A good example of this process at work right now would be McKenzie Wark's new book, GAM3R 7HE0RY -- a collaboration with the Institute for the Future of the Book, a group which is exploring innovative new approaches to publishing. Wark has posted the entire book on the web where it is generating lively discussions among gamers, game industry insiders, and games researchers alike.
Unfortunately, little or none of this activity counts towards tenure and promotion within most universities. Indeed, there are lots of institutional pressures discouraging younger academics from engaging in public outreach in forms which do not "advance their careers" and this slows down many who might otherwise try to broaden the conversation. Right now, these outlets end up becoming part of a "process" which leads towards a more monumental publication, rather than being seen as valuable in their own right. For the time being, it seems unlikely that we can escape the stranglehold that university presses have on our writing because of the credentialization issue. Yet, the push away from more specialized publications may force this to change. Whole disciplines may discover that they have no print outlets for their work and will have to reorganize and find ways to use digital publishing and peer-review to achieve the same goals.
Update: Jonathan's comments below are a useful corrective and I accept them as a friendly ammendment to this original post. I was speaking from the perspective of someone who very much wants to be sharing my current work with a larger public and has every reason to want to go beyond the academic bookstore and university library space. But university presses sometimes (less often than they once did) do valuable work when they publish research that does not have a strong market appeal, that is unpopular, challenging, difficult, or groundbreaking in ways that is not going to be finding a broad public audience anytime soon. Nothing in my text should be taken as devaluing either such work or the job that university presses play in publishing it.

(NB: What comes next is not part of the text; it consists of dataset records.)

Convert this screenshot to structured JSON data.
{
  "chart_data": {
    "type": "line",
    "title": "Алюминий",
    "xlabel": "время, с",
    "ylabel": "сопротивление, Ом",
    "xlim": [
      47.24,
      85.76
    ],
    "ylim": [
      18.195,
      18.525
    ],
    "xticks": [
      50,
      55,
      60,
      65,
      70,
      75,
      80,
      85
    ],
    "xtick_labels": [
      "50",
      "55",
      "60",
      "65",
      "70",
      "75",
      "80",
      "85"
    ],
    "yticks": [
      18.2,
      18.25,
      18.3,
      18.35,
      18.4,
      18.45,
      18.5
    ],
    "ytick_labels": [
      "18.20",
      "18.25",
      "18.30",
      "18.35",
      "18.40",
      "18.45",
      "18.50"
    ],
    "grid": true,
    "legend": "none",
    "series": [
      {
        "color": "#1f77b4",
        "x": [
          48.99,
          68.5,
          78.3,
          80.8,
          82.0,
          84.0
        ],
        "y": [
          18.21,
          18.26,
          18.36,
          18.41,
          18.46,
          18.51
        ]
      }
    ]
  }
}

That said, I still question whether many academics don't fall back on this as an excuse for sloppy and jargon-filled writing when they might want to examine closely their motives for closing off such work from larger public scrutiny. I suppose I have more faith in the public's ability and willingness to engage with serious ideas than current academic practice acknowledges. More than anything else, though, I want to open up more options for different kinds of academic publishing that does have greater public access and that is open to a more exploratory process. I don't think Jonathan or I disagree on that point.